There are bridges that were conceptually woven by Morlock and physically connected by the individual artists whom participated. Traditional craft was connected to contemporary art, traditional art was connected to contemporary art practices, individual lives and interiors were connected to the public sphere, and “women’s’ work” was connected to the centrally male cannon of Western art.

In this way, the Knitting Project prevails as a highlighter and a type of net, pacifying and connecting disparate ideologies and ways of understanding. It synthesizes worlds of opposing values into one piece, gently activating a conversation about the peculiarity of these sculptures. The work is so subtle that if one wants to appreciate the sculptures solely for their idiosyncrasies or folly they can.

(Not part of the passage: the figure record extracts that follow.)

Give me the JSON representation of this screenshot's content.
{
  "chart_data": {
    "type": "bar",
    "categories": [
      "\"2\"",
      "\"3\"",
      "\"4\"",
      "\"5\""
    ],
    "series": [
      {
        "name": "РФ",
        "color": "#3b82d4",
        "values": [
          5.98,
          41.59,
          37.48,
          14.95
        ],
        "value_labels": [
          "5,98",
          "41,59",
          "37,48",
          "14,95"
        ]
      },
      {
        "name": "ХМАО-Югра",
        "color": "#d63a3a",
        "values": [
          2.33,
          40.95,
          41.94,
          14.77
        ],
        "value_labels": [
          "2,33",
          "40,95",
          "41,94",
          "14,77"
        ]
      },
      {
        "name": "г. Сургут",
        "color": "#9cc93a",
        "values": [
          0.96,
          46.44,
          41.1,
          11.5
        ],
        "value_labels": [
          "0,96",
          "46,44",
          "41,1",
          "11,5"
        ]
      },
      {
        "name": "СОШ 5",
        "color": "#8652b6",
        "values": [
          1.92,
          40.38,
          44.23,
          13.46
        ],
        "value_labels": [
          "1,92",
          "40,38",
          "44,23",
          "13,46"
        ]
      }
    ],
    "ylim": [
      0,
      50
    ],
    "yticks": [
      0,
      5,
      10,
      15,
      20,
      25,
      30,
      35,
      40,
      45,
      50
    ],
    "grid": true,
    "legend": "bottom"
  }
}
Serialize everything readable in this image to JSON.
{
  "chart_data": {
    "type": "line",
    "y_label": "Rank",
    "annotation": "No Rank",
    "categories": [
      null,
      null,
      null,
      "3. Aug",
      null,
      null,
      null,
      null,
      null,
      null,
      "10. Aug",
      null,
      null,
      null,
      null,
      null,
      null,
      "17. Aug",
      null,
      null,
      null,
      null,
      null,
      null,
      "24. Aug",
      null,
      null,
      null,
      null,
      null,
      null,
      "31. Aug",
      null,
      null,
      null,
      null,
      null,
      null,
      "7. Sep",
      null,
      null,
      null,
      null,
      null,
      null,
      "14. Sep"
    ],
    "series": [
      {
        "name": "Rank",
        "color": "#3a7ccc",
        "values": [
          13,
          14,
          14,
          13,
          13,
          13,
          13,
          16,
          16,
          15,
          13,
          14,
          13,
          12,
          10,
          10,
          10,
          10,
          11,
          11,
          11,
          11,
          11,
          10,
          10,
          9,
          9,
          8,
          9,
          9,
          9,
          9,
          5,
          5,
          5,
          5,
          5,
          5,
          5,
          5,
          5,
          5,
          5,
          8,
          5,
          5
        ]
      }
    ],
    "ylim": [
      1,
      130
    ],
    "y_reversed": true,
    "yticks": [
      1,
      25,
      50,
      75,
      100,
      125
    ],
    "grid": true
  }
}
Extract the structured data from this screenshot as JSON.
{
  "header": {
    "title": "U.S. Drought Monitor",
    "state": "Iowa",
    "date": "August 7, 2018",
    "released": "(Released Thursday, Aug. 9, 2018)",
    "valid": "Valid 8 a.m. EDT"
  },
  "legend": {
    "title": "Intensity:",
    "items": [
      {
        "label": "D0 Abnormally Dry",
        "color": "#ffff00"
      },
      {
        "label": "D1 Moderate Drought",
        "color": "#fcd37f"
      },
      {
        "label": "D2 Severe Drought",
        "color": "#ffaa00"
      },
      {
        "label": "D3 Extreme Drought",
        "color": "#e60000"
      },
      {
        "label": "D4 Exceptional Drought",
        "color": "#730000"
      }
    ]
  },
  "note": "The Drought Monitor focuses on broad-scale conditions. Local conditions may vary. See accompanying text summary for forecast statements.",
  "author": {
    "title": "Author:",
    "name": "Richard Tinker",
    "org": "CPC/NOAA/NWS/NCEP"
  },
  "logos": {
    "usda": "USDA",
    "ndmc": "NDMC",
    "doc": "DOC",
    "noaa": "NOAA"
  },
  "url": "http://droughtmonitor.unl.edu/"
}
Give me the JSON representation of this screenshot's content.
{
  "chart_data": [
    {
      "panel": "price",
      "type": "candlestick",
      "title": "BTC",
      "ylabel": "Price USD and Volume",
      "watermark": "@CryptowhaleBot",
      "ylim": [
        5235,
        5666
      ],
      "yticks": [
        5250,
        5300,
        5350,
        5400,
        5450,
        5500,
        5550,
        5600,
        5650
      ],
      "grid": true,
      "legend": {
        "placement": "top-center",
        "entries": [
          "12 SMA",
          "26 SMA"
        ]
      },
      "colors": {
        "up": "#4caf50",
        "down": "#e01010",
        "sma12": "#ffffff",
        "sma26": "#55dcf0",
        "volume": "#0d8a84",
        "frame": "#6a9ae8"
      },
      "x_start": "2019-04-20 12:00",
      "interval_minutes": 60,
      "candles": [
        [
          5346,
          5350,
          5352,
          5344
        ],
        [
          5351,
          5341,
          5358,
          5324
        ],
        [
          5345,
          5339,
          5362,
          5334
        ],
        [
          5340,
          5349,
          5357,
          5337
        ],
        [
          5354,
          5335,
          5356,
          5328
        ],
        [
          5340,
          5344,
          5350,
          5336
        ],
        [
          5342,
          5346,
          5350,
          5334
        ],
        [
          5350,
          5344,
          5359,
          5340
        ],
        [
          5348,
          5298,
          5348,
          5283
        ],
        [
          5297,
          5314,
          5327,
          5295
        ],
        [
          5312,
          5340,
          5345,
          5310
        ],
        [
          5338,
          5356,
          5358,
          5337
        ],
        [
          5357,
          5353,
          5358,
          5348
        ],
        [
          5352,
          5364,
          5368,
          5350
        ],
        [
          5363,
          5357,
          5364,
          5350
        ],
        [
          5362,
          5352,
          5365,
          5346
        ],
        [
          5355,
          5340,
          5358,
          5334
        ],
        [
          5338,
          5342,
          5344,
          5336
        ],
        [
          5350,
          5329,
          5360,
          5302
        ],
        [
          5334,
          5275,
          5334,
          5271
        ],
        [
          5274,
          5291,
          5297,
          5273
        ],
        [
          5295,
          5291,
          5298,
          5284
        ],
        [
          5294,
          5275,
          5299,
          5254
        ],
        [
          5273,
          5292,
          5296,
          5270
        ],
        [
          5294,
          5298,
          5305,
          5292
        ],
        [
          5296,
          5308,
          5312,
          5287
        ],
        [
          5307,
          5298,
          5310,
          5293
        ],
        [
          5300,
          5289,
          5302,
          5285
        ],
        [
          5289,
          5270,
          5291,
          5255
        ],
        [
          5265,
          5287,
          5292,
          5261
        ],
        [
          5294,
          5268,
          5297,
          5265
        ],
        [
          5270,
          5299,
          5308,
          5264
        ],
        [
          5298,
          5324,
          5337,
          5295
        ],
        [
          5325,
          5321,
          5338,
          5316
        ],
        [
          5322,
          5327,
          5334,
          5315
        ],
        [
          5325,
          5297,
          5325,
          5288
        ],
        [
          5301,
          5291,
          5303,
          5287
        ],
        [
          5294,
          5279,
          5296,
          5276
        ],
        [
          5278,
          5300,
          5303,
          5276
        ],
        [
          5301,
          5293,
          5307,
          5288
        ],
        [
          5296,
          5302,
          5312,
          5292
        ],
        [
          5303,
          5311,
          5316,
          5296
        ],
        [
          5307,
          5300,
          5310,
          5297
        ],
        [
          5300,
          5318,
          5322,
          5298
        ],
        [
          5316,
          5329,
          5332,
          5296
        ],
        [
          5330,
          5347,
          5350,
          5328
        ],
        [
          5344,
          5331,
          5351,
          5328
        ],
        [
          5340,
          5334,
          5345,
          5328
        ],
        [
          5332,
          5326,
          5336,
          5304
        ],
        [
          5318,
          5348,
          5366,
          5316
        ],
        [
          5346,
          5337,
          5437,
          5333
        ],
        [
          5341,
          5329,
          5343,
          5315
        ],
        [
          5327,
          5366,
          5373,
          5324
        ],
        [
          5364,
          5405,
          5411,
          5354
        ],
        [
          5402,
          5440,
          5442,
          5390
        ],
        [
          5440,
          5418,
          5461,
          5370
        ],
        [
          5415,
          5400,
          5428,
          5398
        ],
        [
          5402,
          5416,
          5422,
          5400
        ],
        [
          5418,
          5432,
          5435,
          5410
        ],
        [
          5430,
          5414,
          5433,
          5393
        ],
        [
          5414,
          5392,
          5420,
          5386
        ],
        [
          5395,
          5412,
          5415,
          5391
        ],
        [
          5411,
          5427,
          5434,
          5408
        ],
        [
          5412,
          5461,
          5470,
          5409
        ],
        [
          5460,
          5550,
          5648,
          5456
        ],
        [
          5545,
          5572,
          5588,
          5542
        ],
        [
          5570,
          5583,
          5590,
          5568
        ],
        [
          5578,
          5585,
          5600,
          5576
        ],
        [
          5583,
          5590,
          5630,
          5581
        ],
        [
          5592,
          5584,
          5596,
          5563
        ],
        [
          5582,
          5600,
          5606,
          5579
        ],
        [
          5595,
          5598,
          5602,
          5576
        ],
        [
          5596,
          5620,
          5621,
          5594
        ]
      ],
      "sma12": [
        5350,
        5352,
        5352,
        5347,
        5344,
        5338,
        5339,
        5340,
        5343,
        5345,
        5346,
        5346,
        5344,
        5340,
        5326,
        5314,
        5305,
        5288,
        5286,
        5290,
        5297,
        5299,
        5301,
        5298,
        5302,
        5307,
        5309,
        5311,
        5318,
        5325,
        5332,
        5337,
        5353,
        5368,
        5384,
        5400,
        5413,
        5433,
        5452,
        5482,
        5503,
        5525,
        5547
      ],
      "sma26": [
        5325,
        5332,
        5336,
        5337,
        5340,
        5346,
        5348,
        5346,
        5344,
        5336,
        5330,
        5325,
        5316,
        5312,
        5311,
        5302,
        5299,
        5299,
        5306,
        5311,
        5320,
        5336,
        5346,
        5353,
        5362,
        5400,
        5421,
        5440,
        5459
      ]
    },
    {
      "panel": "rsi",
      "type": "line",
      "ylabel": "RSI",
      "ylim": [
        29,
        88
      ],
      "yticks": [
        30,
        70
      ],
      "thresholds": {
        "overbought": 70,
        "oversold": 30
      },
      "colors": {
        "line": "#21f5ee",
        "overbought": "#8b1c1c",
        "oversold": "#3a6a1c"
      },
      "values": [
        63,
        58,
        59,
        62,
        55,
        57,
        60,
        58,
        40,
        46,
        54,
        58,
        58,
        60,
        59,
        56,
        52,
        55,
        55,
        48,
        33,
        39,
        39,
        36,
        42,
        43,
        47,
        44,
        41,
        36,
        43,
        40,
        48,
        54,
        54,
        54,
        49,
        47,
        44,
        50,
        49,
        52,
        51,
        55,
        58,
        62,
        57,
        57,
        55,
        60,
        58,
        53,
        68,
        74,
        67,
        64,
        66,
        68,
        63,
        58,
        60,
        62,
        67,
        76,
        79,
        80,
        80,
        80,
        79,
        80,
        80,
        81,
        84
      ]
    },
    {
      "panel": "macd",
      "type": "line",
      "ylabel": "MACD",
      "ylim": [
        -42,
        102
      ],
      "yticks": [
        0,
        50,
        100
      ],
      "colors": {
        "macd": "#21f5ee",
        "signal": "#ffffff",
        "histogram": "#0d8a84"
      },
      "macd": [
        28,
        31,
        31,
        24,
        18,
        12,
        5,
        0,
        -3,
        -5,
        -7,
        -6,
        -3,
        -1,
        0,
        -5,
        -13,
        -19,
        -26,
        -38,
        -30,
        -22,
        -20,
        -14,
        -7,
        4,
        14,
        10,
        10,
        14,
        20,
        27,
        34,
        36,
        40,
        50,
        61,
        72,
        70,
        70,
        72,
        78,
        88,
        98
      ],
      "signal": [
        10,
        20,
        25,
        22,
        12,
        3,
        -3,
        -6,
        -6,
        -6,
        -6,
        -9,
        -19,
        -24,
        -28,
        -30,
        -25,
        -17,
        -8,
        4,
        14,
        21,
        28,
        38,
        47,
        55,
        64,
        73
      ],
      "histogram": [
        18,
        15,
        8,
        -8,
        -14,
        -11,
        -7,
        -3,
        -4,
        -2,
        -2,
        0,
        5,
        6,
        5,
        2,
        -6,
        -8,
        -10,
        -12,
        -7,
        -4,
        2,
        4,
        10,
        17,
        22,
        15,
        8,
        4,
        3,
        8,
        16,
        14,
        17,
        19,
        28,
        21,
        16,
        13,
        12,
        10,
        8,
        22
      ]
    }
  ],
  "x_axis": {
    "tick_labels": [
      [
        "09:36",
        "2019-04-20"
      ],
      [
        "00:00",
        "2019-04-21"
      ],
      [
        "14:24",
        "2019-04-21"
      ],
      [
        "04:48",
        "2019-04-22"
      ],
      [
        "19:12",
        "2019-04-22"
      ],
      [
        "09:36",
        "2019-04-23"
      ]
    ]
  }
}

What the Knitting Project does tell us is that certain artistic activities are political. The task of activating a community of elderly women to turn traditional Western sculptures into contemporary art is political. It is an attempt to shift local ideologies about public art and perhaps specifically, our Western heritage in this area.

Reader Comments
Thanks Abbie for the review — just to be clear, not all participants were older, we had a number of 4th graders participate, some high school students and lots of folks not yet Medicare aged however the initial dialog was related to much older folks — who did participate in the piece depicted. Enjoy!